Before we start, we need to specify the source distribution.

For the first test, I did the simplest thing: I used the canned random function. That is, the data were uniformly distributed on the interval [0, 1). The true mean was 0.5.

For the bootstrap, I computed *m* = 800 samples (so there were 40 points in each tail of the sampling distribution) for each of the *n* = 1000 cases. What fraction of the runs captured the mean?

If everything is perfect, we expect to capture the mean 0.900 of the time:

n | bootstrap | orthodox |
---|---|---|

3 | 0.631 | 0.864 |

5 | 0.815 | 0.898 |

10 | 0.856 | 0.899 |

30 | 0.887 | 0.903 |

100 | 0.900* | 0.900* |

100 | 0.886 | 0.895 |

* This actually happened. That’s why I did it again for the next row.

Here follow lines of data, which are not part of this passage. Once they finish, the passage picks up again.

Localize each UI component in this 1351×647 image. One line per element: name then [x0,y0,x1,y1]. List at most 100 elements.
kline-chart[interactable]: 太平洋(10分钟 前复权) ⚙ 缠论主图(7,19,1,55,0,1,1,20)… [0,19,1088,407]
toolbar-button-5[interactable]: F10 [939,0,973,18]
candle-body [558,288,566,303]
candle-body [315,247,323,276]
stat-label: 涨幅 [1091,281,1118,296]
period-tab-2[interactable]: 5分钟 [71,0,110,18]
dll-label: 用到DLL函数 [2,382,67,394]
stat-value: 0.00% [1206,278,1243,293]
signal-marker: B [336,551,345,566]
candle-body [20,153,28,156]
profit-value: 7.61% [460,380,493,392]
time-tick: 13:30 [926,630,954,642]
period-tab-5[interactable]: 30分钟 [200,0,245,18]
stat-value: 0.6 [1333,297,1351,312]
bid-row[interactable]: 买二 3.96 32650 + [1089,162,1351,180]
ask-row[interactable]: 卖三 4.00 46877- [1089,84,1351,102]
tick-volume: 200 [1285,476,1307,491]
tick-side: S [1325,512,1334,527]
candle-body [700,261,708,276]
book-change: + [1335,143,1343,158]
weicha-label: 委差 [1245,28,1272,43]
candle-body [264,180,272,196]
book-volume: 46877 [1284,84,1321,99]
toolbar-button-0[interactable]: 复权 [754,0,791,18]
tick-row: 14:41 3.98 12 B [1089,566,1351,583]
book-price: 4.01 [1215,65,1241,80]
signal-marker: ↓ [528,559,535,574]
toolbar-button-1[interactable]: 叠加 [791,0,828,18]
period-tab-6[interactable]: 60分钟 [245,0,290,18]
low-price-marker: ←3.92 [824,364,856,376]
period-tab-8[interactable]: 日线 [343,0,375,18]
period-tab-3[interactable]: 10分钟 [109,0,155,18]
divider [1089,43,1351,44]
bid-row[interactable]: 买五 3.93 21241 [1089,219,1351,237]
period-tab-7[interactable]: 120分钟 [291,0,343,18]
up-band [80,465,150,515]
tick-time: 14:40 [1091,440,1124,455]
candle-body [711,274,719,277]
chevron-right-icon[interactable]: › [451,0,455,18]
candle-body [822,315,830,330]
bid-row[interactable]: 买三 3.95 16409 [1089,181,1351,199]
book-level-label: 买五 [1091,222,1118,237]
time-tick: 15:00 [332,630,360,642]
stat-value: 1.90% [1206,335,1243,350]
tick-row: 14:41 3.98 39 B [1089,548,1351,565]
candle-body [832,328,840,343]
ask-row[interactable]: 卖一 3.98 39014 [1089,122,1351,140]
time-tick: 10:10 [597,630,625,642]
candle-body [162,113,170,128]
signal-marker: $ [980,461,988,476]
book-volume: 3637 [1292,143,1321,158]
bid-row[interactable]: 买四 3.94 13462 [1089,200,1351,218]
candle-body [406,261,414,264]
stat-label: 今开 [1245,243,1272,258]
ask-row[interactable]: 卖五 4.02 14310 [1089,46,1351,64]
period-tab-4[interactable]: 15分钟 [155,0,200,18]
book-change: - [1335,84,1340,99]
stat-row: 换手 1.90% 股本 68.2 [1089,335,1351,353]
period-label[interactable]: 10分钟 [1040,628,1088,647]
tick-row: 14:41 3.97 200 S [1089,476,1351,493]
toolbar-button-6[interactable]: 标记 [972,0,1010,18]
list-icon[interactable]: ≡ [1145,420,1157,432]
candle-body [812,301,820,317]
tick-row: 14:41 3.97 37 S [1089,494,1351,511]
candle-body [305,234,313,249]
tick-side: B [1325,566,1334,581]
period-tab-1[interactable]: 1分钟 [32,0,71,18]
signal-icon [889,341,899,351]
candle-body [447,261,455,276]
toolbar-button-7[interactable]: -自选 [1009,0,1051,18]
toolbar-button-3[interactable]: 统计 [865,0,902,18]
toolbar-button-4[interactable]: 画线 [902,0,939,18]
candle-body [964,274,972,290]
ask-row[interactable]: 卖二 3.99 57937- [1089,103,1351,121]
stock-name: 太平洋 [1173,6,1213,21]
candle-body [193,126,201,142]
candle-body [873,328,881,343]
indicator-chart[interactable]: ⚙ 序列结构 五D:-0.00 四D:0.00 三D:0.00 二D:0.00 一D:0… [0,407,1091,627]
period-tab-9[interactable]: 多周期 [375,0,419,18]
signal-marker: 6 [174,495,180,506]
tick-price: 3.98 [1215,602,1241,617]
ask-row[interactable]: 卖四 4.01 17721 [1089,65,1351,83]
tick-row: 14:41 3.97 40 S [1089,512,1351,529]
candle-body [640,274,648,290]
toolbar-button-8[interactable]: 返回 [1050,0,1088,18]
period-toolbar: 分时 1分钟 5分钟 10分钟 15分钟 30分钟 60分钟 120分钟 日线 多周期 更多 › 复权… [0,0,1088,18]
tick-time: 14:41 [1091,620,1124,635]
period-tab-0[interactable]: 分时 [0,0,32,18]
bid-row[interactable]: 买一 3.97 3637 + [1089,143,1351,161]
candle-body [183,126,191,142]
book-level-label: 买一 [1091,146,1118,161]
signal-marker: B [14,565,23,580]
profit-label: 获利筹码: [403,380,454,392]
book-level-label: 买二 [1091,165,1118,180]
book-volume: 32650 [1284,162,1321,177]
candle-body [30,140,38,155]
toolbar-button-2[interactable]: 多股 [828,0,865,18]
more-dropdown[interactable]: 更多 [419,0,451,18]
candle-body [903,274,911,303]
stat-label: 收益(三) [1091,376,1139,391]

If I did it right, Bob’s complaint is totally true: if we measure the bootstrap by how well its capture percentage matches the percentiles we use to calculate the interval, it does badly at small sample sizes, but is comparable to the orthodox CI procedure by the time you get to *n* = 100.

## Skewed Source

That was for a uniform distribution. What if we feed it something skewed? For the next table, I took the random number on [0, 1) and raised it to the fourth power (see the illustration for the shape). Now the interval is the same, but most of the data piles up on the left, close to zero. The true mean is 0.2.

We expect the orthodox procedure to do worse at small sample sizes, but improve rapidly as the CLT has its way. How does the bootstrap do?

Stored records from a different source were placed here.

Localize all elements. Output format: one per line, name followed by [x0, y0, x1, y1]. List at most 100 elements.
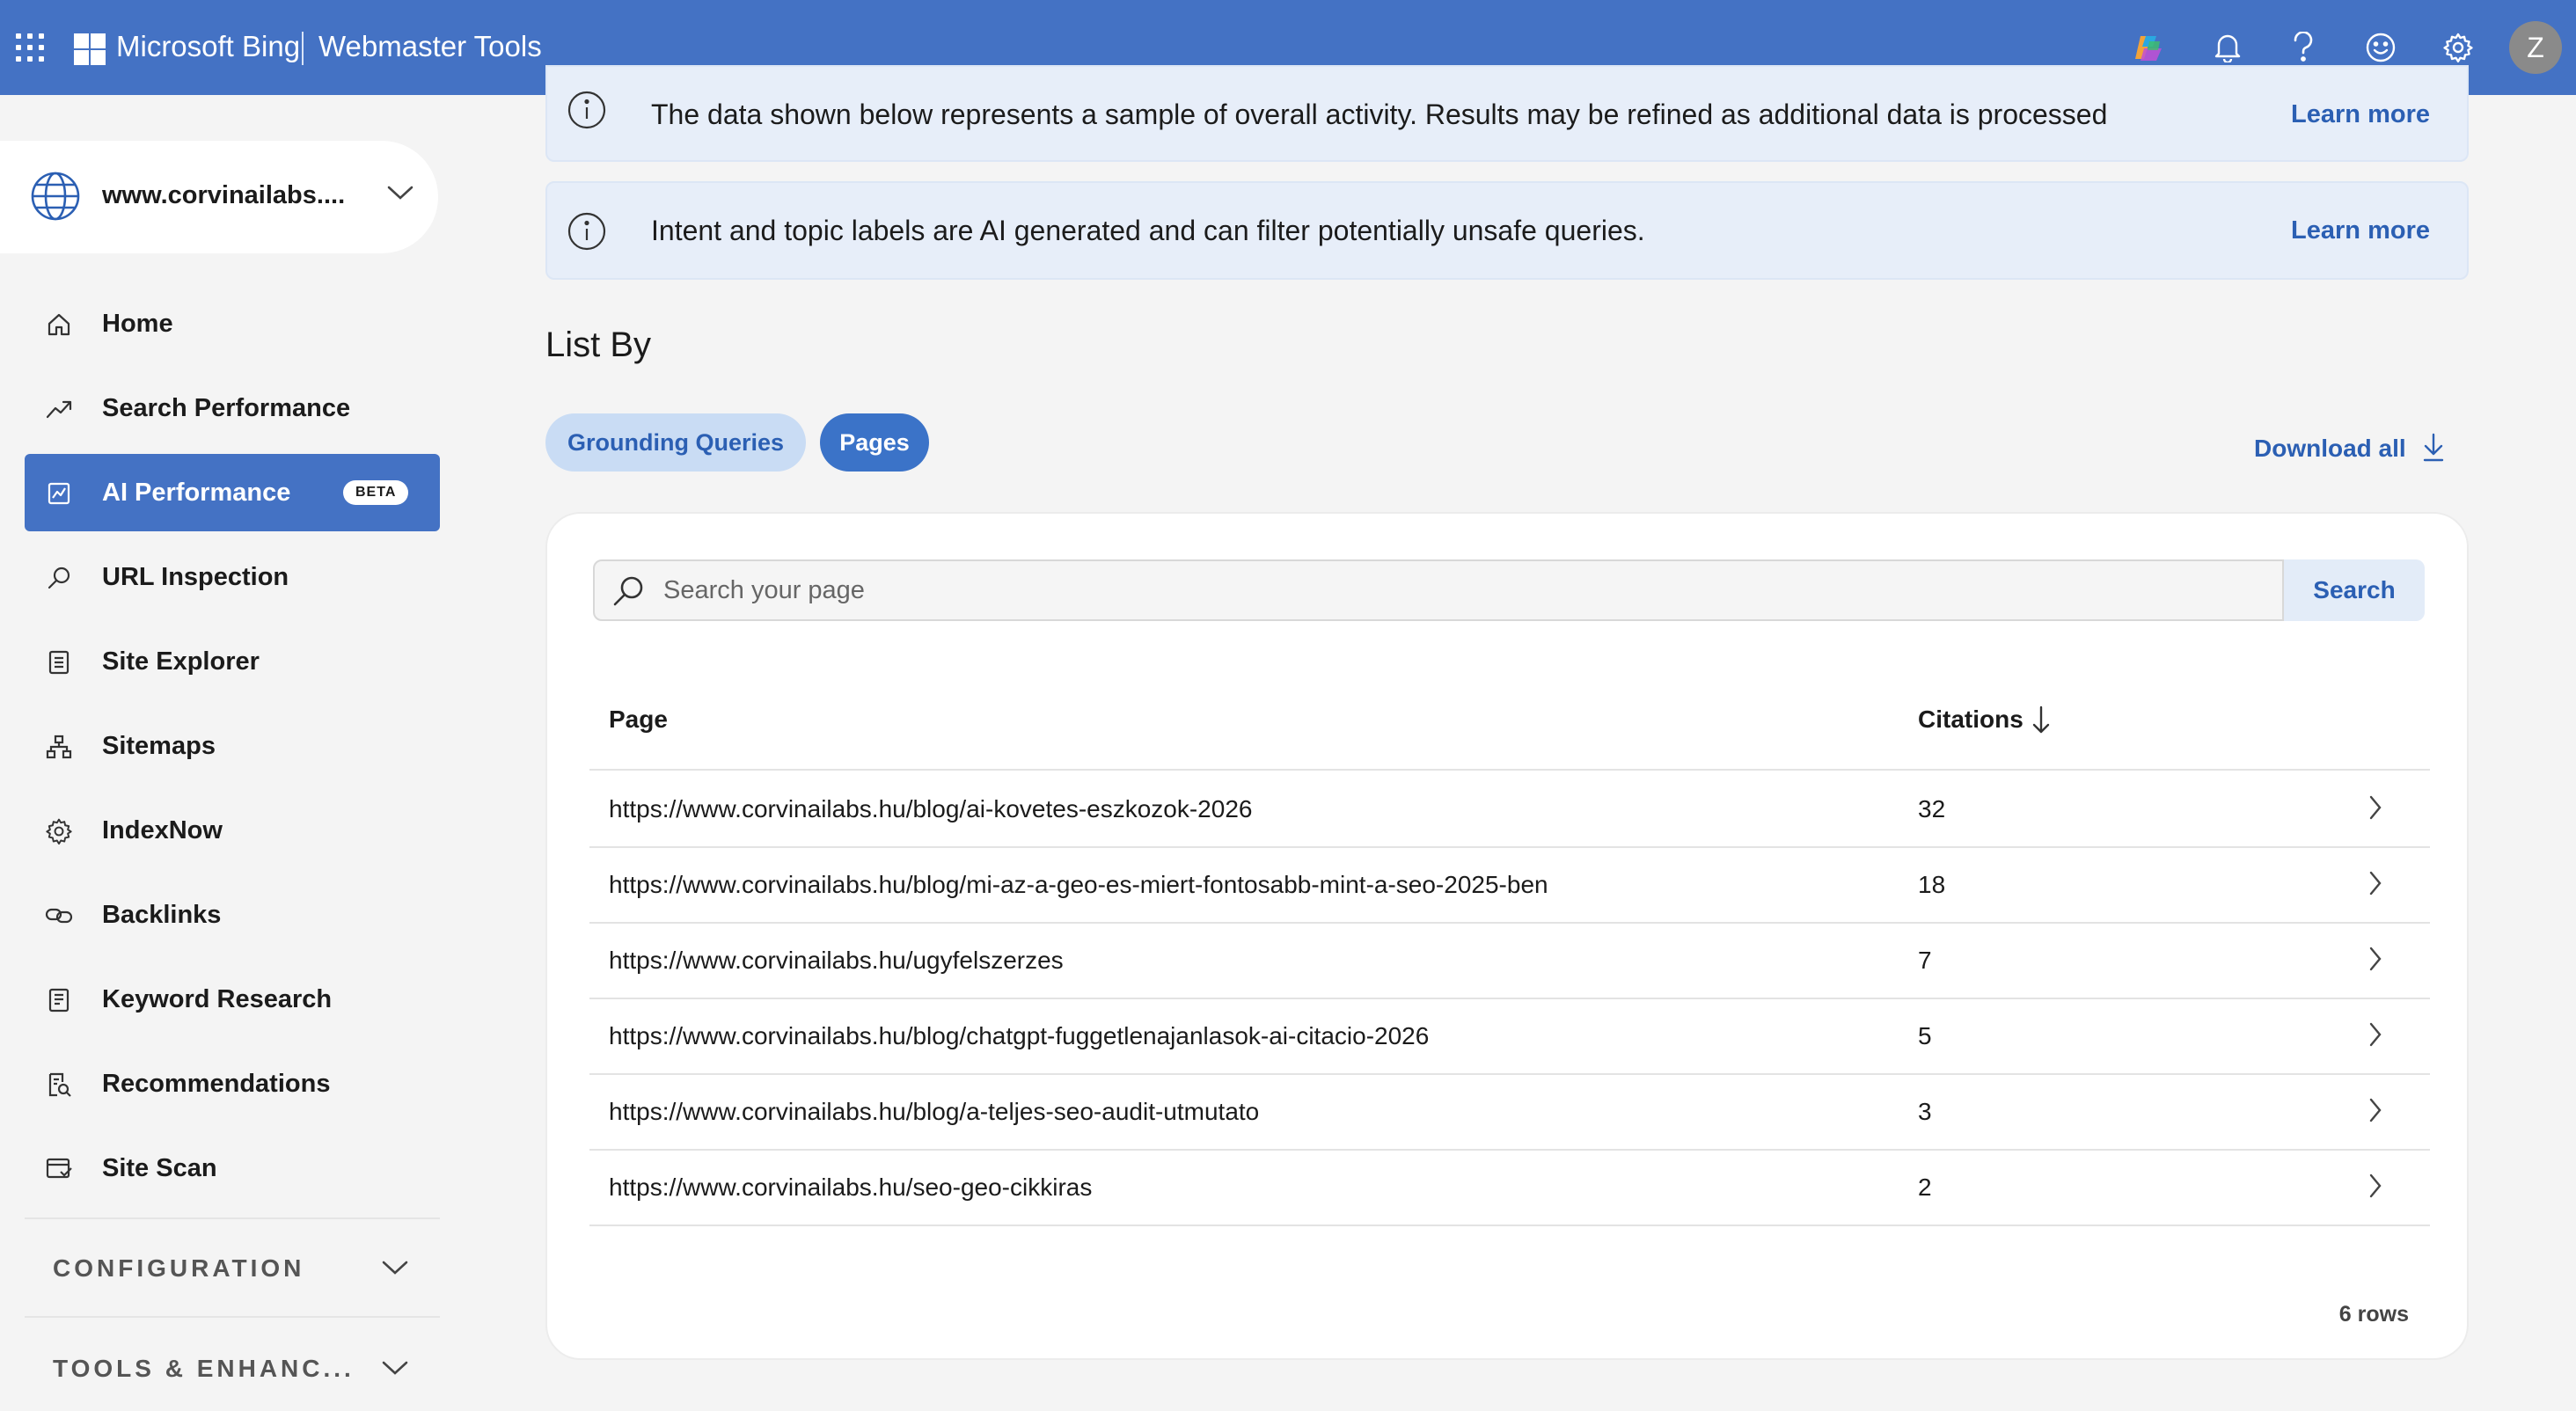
- citations-count: 18: [1918, 871, 1946, 898]
- chevron-right-icon[interactable]: [2367, 945, 2384, 977]
- sidebar-item-keyword-research[interactable]: Keyword Research: [25, 961, 440, 1038]
- row-divider: [589, 1225, 2430, 1226]
- globe-icon: [30, 171, 81, 226]
- chevron-right-icon[interactable]: [2367, 869, 2384, 902]
- sidebar-item-indexnow[interactable]: IndexNow: [25, 792, 440, 869]
- learn-more-link[interactable]: Learn more: [2291, 100, 2430, 129]
- chevron-right-icon[interactable]: [2367, 1020, 2384, 1053]
- sidebar-item-label: Sitemaps: [102, 731, 216, 760]
- brand-divider: [302, 32, 304, 65]
- avatar[interactable]: Z: [2509, 21, 2562, 74]
- table-row[interactable]: https://www.corvinailabs.hu/ugyfelszerze…: [589, 922, 2430, 998]
- banner-text: The data shown below represents a sample…: [651, 99, 2108, 130]
- column-header-citations[interactable]: Citations: [1918, 706, 2023, 734]
- citations-count: 32: [1918, 795, 1946, 822]
- citations-count: 3: [1918, 1098, 1932, 1125]
- chevron-right-icon[interactable]: [2367, 1172, 2384, 1204]
- chevron-right-icon[interactable]: [2367, 1096, 2384, 1129]
- document-list-icon: [44, 647, 74, 677]
- sidebar-item-recommendations[interactable]: Recommendations: [25, 1045, 440, 1122]
- tab-pages[interactable]: Pages: [820, 413, 929, 472]
- citations-count: 7: [1918, 947, 1932, 974]
- brand-name[interactable]: Microsoft Bing: [116, 30, 300, 63]
- page-url: https://www.corvinailabs.hu/ugyfelszerze…: [609, 947, 1064, 974]
- sidebar-divider: [25, 1316, 440, 1318]
- table-row[interactable]: https://www.corvinailabs.hu/blog/a-telje…: [589, 1073, 2430, 1149]
- search-box[interactable]: [593, 559, 2284, 621]
- recommendation-icon: [44, 1070, 74, 1100]
- sort-descending-icon[interactable]: [2031, 704, 2052, 740]
- sidebar-item-ai-performance[interactable]: AI Performance BETA: [25, 454, 440, 531]
- citations-count: 2: [1918, 1173, 1932, 1201]
- chart-icon: [44, 479, 74, 508]
- microsoft-logo-icon: [74, 33, 106, 65]
- row-count: 6 rows: [2338, 1302, 2409, 1327]
- list-by-heading: List By: [545, 325, 652, 364]
- page-url: https://www.corvinailabs.hu/blog/a-telje…: [609, 1098, 1260, 1125]
- sidebar-item-label: URL Inspection: [102, 562, 289, 591]
- bell-icon[interactable]: [2210, 30, 2245, 65]
- document-icon: [44, 985, 74, 1015]
- citations-count: 5: [1918, 1022, 1932, 1049]
- app-launcher-icon[interactable]: [16, 33, 44, 62]
- section-configuration[interactable]: CONFIGURATION: [53, 1254, 304, 1283]
- sidebar-item-url-inspection[interactable]: URL Inspection: [25, 538, 440, 616]
- search-input[interactable]: [663, 570, 2247, 610]
- sidebar-divider: [25, 1217, 440, 1219]
- product-name[interactable]: Webmaster Tools: [318, 30, 542, 63]
- page-url: https://www.corvinailabs.hu/blog/mi-az-a…: [609, 871, 1548, 898]
- search-icon: [611, 574, 646, 613]
- magnifier-icon: [44, 563, 74, 593]
- sidebar-item-label: Site Explorer: [102, 647, 260, 676]
- scan-icon: [44, 1154, 74, 1184]
- download-all-button[interactable]: Download all: [2254, 435, 2406, 463]
- sidebar-item-label: Search Performance: [102, 393, 351, 422]
- site-selector[interactable]: www.corvinailabs....: [0, 141, 438, 253]
- column-header-page[interactable]: Page: [609, 706, 668, 734]
- table-row[interactable]: https://www.corvinailabs.hu/seo-geo-cikk…: [589, 1149, 2430, 1225]
- gear-icon[interactable]: [2441, 30, 2476, 65]
- chevron-down-icon[interactable]: [380, 1258, 410, 1282]
- search-button[interactable]: Search: [2284, 559, 2425, 621]
- learn-more-link[interactable]: Learn more: [2291, 216, 2430, 245]
- copilot-icon[interactable]: [2131, 30, 2166, 65]
- sidebar-item-home[interactable]: Home: [25, 285, 440, 362]
- sitemap-icon: [44, 732, 74, 762]
- home-icon: [44, 310, 74, 340]
- table-row[interactable]: https://www.corvinailabs.hu/blog/mi-az-a…: [589, 846, 2430, 922]
- beta-badge: BETA: [343, 480, 409, 505]
- sidebar-item-label: AI Performance: [102, 478, 291, 507]
- table-row[interactable]: https://www.corvinailabs.hu/blog/ai-kove…: [589, 771, 2430, 846]
- sidebar-item-label: Backlinks: [102, 900, 222, 929]
- sidebar-item-backlinks[interactable]: Backlinks: [25, 876, 440, 954]
- tab-grounding-queries[interactable]: Grounding Queries: [545, 413, 806, 472]
- sidebar-item-sitemaps[interactable]: Sitemaps: [25, 707, 440, 785]
- sidebar-item-label: Site Scan: [102, 1153, 217, 1182]
- info-icon: [567, 90, 607, 135]
- sidebar-nav: Home Search Performance AI Performance B…: [25, 285, 440, 1214]
- chevron-down-icon[interactable]: [380, 1358, 410, 1382]
- pages-card: Search Page Citations https://www.corvin…: [545, 512, 2469, 1360]
- feedback-smiley-icon[interactable]: [2363, 30, 2398, 65]
- page-url: https://www.corvinailabs.hu/blog/ai-kove…: [609, 795, 1253, 822]
- help-icon[interactable]: [2286, 30, 2321, 65]
- sidebar-item-label: IndexNow: [102, 815, 223, 844]
- section-tools-enhancements[interactable]: TOOLS & ENHANC...: [53, 1355, 355, 1383]
- download-icon[interactable]: [2421, 431, 2446, 467]
- sidebar-item-label: Home: [102, 309, 173, 338]
- site-name: www.corvinailabs....: [102, 181, 346, 209]
- info-banner: The data shown below represents a sample…: [545, 65, 2469, 162]
- page-url: https://www.corvinailabs.hu/blog/chatgpt…: [609, 1022, 1430, 1049]
- info-icon: [567, 211, 607, 256]
- sidebar-item-site-scan[interactable]: Site Scan: [25, 1130, 440, 1207]
- sidebar-item-search-performance[interactable]: Search Performance: [25, 369, 440, 447]
- gear-icon: [44, 816, 74, 846]
- sidebar-item-label: Recommendations: [102, 1069, 331, 1098]
- sidebar-item-site-explorer[interactable]: Site Explorer: [25, 623, 440, 700]
- chevron-right-icon[interactable]: [2367, 793, 2384, 826]
- page-url: https://www.corvinailabs.hu/seo-geo-cikk…: [609, 1173, 1093, 1201]
- table-row[interactable]: https://www.corvinailabs.hu/blog/chatgpt…: [589, 998, 2430, 1073]
- info-banner: Intent and topic labels are AI generated…: [545, 181, 2469, 280]
- trend-icon: [44, 394, 74, 424]
- chevron-down-icon[interactable]: [385, 183, 415, 207]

n | bootstrap | orthodox |
---|---|---|

3 | 0.531 | 0.729 |

5 | 0.733 | 0.811 |

10 | 0.833 | 0.857 |

30 | 0.874 | 0.879 |

100 | 0.895 | 0.899 |

As you can see, both procedures have trouble at small samples, but the bootstrap catches up to the orthodox more quickly than before—between *n* = 10 and *n* = 30.

## Reflection

As one who wants to escape the tyranny of the Normal distribution and the confusion it sometimes wreaks, I’m disappointed that the bootstrap didn’t do better. At least, when the distribution is skewed, it’s not a lot worse than the traditional technique, as long as you have *n* = 10 or so.

On the other hand, I could quote myself:

For the reasons Bob outlines (or, more precisely, because I never had heard a convincing argument that [the bootstrap] turned out the same as an orthodox CI), I always try to call an interval generated by the naïve bootstrap (the only one I know how to do) a “bootstrap” interval or a “plausibility” interval. And it’s what I use with my non-AP class. I like the word “plausibility” for this, as it carries with it the qualitative idea of surprise: would you be surprised to learn that the mean were outside the interval? (APStat, Mar 17, 2014)

That is, even I never claimed that the percentages worked out correctly, but rather that we could use the technique at least to get students to think about plausible values—and maybe eventually assign ranges to answers instead of solid numbers.

Having said that, a 9o% plausibility interval with *n* = 3 and a skewed source came dangerously close to missing half the means!

On yet another hand or so, if we get real about our students and their data:

- I hope they don’t draw many conclusions with
*n*= 3 in any case. - We don’t make many decisions with a value right on the edge of the interval (or with a
*P*-value right near 0.05). And when we do, I hope we’re appropriately unsure; maybe we need more data to be more certain.

Wow — thank you for this, and for the code to test myself.(still working on getting SciPy running on Windows, but I see the concept from your code). For whatever reason I never questioned the accuracy of the simple bootstrap interval to capture to population mean as often as predicted. However, I am especially interested not in the result but the process of how you test, because in the process of checking it, you demonstrate a strong conceptual understanding of what a confidence intervals MEANS and why we would want to use one. The improved accuracy of all methods at a larger sample size is also important. I like all of the discussion and debate these ideas could spark in class.

Thanks! I wonder how hard it would be for students to really “get” this. It’s so meta; but I think you’re right: if they can construct a simulation to test whether a procedure does what it claims, that may be good evidence that they understand the procedure. Stay in touch! Let me know what happens!